As fog covered the Columbus area Thursday morning, it was difficult in some areas to tell that the Scioto River was rising.
“As I was driving down here, it was just remarkable that I’m looking over 50 feet and I can’t even see the river,” said Robin Poses, who drove from Westerville to teach a class in Upper Arlington.
With a closer look at the river, though, high water levels were obvious and rushing water could be seen near the dam by Griggs Reservoir, caused in part by rainwater and runoff from melting ice and snow.
The roads, though, remained clear.
“I actually expected it to be completely flooded because it often is and you can’t even drive through,” Poses said. “But it wasn’t and I was able to get through, kind of come around the water.”

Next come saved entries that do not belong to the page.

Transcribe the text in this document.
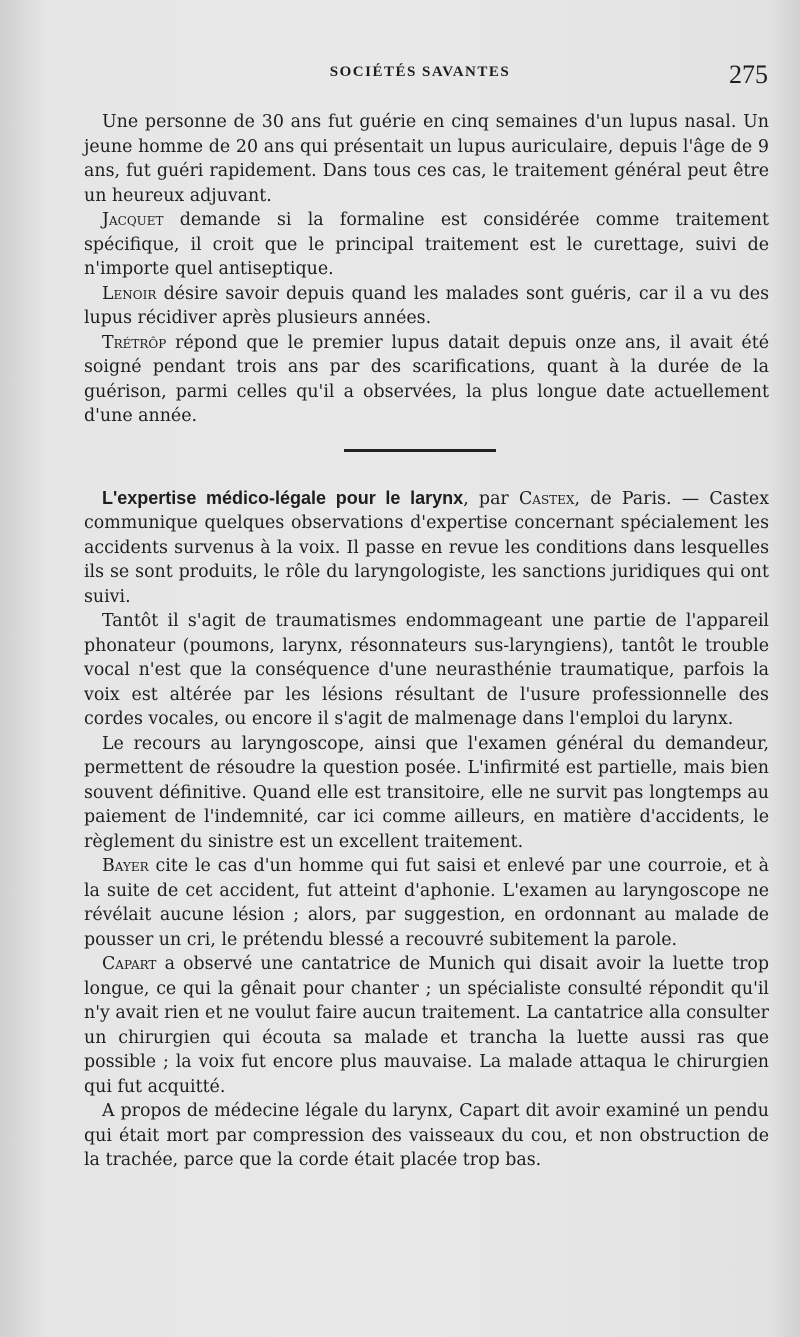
SOCIÉTÉS SAVANTES	275

Une personne de 30 ans fut guérie en cinq semaines d'un lupus nasal. Un jeune homme de 20 ans qui présentait un lupus auriculaire, depuis l'âge de 9 ans, fut guéri rapidement. Dans tous ces cas, le traitement général peut être un heureux adjuvant.

Jacquet demande si la formaline est considérée comme traitement spécifique, il croit que le principal traitement est le curettage, suivi de n'importe quel antiseptique.

Lenoir désire savoir depuis quand les malades sont guéris, car il a vu des lupus récidiver après plusieurs années.

Trétrôp répond que le premier lupus datait depuis onze ans, il avait été soigné pendant trois ans par des scarifications, quant à la durée de la guérison, parmi celles qu'il a observées, la plus longue date actuellement d'une année.

L'expertise médico-légale pour le larynx, par Castex, de Paris. — Castex communique quelques observations d'expertise concernant spécialement les accidents survenus à la voix. Il passe en revue les conditions dans lesquelles ils se sont produits, le rôle du laryngologiste, les sanctions juridiques qui ont suivi.

Tantôt il s'agit de traumatismes endommageant une partie de l'appareil phonateur (poumons, larynx, résonnateurs sus-laryngiens), tantôt le trouble vocal n'est que la conséquence d'une neurasthénie traumatique, parfois la voix est altérée par les lésions résultant de l'usure professionnelle des cordes vocales, ou encore il s'agit de malmenage dans l'emploi du larynx.

Le recours au laryngoscope, ainsi que l'examen général du demandeur, permettent de résoudre la question posée. L'infirmité est partielle, mais bien souvent définitive. Quand elle est transitoire, elle ne survit pas longtemps au paiement de l'indemnité, car ici comme ailleurs, en matière d'accidents, le règlement du sinistre est un excellent traitement.

Bayer cite le cas d'un homme qui fut saisi et enlevé par une courroie, et à la suite de cet accident, fut atteint d'aphonie. L'examen au laryngoscope ne révélait aucune lésion ; alors, par suggestion, en ordonnant au malade de pousser un cri, le prétendu blessé a recouvré subitement la parole.

Capart a observé une cantatrice de Munich qui disait avoir la luette trop longue, ce qui la gênait pour chanter ; un spécialiste consulté répondit qu'il n'y avait rien et ne voulut faire aucun traitement. La cantatrice alla consulter un chirurgien qui écouta sa malade et trancha la luette aussi ras que possible ; la voix fut encore plus mauvaise. La malade attaqua le chirurgien qui fut acquitté.

A propos de médecine légale du larynx, Capart dit avoir examiné un pendu qui était mort par compression des vaisseaux du cou, et non obstruction de la trachée, parce que la corde était placée trop bas.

The high water levels and fog didn’t deter people who walked the trails and took photos near the river. But one man out walking said he was concerned by the high water levels and the major temperature swings that contributed to the issue.
“If you look at the waterfall today, I mean, it’s overflowing and almost overcoming the raised path, so that’s something that is kind of concerning just for our parks,” Andrew Pearson said.
The flooding hadn’t reached the roads just yet as of Thursday morning, but ODOT said there could be issues over the next couple of days.
“The good news is the water has been going down a little bit since yesterday, but we’ve got another batch of rain moving in, so we anticipate that’s going to reverse here this afternoon,” Bruning said.
ODOT urged drivers to be cautious and aware of their surroundings in case high water does cause flooding on central Ohio roads.
If you see high water on the road, you are urged to turn around or go another way instead of driving through it.